Макс сделался пунцовым. Он делал знаки Леле, напоминая куклу из "Папет шоу", но ещё больше сбивал её с толку.

- Евгения Викторовна, - сказал он, отодвигая Лелю, - ну что вы называете хорошей едой? Вы же были в этом магазине, у Вас не должно быть иллюзий. Это, конечно, не протухшая капуста с гуляшем, которым нас потчуют в столовой, но и до стандартов домашней кухни тоже не дотягивает. Мы покупаем, что продается. Там, знаете ли, не распределитель на Грановского.

- Ох, Максим, - вздохнула Евгения Викторовна. - Что вашему поколению известно о распределителях? Вы их уже не застали, это социальный антиквариат.

- Женя, - не выдержал молчавший до этого Алексей Эдуардович, - ну хватит болтать, давайте же, наконец, выпьем за Лельку.

Ребята шумно поддержали его. Началась легкая суматоха, все тянулись к еде, что-то роняли, кого-то толкали. Наконец, все расселись, устроив на коленях тарелки с закуской, а Максу, как самому красноречивому велели сказать тост.

- Только короче, - предупредил Леха. - Жрать...то есть кушать очень хочется.

- Я буду немногословен, - пошел на встречу другу Макс. - Однажды Гельвеций обронил: "Познай женщину и ты познаешь мир". - Тут Макс остановился, чтобы поймать реакцию Лелиных родителей на столь элегантное вступление. Евгения Викторовна благосклонно закивала, Алексей Эдуардович напряженно замер, приоткрыв рот. - Мы, - продолжал Макс, ободренный произведенным впечатлением, - познали Лелю как нежного, обаятельного, доброго и сострадающего человека. Для нас она стала тем пресловутым лучом, освещающим темное царство скуки, банальности и бессердечия. Я хочу поднять этот бокал за эталон человеческих добродетелей, высшую степень душевной красоты, за нашу милую, очаровательную и любимую всеми без исключения Лелю.

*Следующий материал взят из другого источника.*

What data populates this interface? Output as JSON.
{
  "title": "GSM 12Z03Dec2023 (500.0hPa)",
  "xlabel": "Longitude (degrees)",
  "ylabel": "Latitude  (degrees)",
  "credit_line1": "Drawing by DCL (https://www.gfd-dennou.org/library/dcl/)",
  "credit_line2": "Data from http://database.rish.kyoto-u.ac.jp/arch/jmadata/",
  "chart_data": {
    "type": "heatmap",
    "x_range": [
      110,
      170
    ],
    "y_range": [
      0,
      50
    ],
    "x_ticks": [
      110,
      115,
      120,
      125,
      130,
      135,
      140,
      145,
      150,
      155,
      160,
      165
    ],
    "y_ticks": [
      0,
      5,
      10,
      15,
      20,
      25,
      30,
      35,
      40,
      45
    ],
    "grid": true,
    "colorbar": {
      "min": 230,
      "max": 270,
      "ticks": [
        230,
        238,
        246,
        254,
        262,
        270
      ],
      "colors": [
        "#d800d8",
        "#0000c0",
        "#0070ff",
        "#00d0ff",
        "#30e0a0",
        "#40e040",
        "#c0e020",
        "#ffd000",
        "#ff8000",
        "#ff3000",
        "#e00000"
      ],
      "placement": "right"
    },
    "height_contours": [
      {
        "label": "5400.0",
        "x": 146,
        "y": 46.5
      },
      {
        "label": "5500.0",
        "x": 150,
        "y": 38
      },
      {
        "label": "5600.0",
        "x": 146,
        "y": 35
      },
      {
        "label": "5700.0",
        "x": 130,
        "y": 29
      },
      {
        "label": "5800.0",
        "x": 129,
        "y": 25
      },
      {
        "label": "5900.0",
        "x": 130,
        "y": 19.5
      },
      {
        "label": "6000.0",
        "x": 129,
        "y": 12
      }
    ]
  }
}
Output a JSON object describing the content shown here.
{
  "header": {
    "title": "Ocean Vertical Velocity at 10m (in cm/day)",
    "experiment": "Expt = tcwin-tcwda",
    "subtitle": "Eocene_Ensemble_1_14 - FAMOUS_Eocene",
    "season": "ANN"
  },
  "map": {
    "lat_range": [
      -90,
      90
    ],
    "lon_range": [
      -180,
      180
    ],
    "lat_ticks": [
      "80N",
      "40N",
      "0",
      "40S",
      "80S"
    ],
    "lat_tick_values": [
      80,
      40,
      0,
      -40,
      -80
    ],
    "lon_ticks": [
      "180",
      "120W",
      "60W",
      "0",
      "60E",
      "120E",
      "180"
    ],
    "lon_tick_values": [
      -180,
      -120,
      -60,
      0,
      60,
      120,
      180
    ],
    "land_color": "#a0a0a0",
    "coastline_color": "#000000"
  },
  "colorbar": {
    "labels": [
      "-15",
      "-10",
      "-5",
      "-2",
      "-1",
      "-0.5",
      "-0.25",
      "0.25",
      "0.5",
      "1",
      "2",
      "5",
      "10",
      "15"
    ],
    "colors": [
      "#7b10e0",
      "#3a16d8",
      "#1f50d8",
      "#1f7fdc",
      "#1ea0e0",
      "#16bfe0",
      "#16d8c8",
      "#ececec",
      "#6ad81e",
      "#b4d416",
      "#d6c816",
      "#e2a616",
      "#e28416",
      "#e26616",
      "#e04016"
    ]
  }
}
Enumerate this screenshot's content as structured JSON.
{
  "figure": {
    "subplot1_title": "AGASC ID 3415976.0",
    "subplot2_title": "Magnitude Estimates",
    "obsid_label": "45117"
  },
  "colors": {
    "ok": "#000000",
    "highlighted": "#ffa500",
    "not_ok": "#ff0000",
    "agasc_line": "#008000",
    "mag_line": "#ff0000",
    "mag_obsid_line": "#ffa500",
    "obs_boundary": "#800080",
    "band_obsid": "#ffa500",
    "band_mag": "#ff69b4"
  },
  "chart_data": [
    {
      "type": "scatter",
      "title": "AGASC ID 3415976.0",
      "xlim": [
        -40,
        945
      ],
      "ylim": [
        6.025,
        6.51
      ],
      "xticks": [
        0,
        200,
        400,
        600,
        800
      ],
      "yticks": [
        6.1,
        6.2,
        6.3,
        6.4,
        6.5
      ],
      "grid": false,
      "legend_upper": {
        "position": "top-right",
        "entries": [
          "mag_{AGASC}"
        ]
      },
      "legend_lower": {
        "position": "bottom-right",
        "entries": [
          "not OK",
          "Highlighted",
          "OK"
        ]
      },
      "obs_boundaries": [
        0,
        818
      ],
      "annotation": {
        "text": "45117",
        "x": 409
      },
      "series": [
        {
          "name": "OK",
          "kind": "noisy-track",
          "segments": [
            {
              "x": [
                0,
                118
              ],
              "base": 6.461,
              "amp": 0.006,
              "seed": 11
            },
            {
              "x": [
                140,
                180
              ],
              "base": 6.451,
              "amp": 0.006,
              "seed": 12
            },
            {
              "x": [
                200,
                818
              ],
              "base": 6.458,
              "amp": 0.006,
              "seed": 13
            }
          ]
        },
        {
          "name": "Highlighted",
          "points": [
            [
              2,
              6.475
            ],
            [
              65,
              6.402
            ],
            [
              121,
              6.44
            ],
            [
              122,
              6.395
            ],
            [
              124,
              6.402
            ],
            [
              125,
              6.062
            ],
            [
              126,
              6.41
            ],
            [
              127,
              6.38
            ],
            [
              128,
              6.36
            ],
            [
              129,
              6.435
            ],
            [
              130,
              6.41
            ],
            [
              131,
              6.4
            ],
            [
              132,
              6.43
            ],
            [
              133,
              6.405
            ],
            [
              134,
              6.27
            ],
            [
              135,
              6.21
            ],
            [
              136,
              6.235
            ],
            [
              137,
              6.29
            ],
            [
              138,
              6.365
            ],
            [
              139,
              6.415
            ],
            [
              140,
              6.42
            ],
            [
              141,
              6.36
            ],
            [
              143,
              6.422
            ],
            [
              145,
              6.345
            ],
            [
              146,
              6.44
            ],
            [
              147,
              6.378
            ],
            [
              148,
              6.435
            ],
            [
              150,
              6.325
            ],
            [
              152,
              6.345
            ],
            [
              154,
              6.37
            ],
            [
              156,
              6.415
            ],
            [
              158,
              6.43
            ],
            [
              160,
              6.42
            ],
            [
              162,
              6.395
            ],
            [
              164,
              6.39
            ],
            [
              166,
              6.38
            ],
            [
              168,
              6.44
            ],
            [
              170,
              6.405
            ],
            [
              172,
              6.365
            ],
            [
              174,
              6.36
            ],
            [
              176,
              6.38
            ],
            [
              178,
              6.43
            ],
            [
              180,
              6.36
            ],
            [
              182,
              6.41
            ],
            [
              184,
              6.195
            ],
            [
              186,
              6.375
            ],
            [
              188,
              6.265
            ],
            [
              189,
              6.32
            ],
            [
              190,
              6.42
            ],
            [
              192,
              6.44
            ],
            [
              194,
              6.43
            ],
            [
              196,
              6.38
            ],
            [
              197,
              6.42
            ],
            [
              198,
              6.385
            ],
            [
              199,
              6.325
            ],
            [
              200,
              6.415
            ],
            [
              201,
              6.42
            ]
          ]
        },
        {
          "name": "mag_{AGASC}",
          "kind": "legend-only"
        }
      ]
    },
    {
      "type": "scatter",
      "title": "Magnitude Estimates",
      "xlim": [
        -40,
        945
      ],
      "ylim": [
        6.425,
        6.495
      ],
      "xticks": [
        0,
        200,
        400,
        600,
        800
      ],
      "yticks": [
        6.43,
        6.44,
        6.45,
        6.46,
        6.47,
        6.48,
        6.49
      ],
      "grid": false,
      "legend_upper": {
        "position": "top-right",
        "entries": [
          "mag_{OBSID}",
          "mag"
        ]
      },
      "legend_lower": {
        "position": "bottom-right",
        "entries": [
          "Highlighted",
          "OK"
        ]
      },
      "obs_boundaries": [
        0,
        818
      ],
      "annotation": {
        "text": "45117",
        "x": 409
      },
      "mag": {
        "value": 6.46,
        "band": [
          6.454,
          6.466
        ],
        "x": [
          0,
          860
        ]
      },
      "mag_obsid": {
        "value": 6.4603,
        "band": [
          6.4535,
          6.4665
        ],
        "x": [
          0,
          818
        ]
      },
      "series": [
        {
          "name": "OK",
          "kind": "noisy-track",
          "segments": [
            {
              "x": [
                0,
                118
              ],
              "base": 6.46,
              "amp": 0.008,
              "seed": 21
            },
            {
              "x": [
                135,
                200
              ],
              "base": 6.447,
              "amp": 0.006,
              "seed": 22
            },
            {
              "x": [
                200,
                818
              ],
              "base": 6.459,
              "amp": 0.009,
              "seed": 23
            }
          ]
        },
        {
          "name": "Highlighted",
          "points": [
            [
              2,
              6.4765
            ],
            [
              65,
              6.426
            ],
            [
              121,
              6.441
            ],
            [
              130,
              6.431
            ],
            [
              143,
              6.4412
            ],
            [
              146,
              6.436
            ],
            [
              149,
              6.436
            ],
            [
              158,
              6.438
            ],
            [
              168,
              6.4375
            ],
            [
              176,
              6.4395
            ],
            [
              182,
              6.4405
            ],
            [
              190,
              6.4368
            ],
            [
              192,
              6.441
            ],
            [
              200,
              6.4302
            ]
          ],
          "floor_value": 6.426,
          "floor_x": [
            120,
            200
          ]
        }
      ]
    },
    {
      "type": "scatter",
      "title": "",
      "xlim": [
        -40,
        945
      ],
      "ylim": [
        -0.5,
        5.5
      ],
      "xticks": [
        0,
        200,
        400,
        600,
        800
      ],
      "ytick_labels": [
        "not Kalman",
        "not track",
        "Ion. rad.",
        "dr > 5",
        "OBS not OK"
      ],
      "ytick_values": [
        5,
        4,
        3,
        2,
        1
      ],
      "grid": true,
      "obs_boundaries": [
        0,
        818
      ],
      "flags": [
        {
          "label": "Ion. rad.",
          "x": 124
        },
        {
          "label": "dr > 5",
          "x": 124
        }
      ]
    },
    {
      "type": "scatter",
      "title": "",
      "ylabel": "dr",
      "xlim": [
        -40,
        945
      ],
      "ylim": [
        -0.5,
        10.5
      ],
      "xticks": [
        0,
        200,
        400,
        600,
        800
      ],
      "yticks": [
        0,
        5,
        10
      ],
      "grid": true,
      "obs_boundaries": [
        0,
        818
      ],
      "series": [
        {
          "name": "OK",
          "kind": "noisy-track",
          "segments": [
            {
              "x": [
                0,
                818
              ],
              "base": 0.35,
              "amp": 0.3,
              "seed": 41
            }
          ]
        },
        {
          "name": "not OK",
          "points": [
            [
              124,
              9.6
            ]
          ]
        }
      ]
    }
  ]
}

- Как всегда херню сказал, - наклонившись к Никеному уху, буркнул Леха.

Все зааплодировали, начали шумно чокаться, наклоняясь через стол, потом, выпив, стали теребить Лелю, целуя и обнимая её, а она, розовая от счастья, невпопад отвечала друзьям на поздравления. С шампанским покончили мгновенно. Евгения Викторовна, как всякая малопьющая женщина, заметно оживилась. Взгляд её приобрел феерическую веселость, а движения стали порывистыми. Она стала многословной и живой, как третьеклассник, выпущенный на перемену после урока математики. Подсев к Нике, она завела с ней разговор на женскую тему.

Леха, подлизав капли шампанского, оставшиеся на дне бокала, сделал Максу условный жест, щелкнув указательным и большим пальцами по шее. Макс одобрительно кивнул. Тогда Леха залез под свою кровать, и, не боясь быть разоблаченным, достал оттуда пару бутылок вина и бутылку водки.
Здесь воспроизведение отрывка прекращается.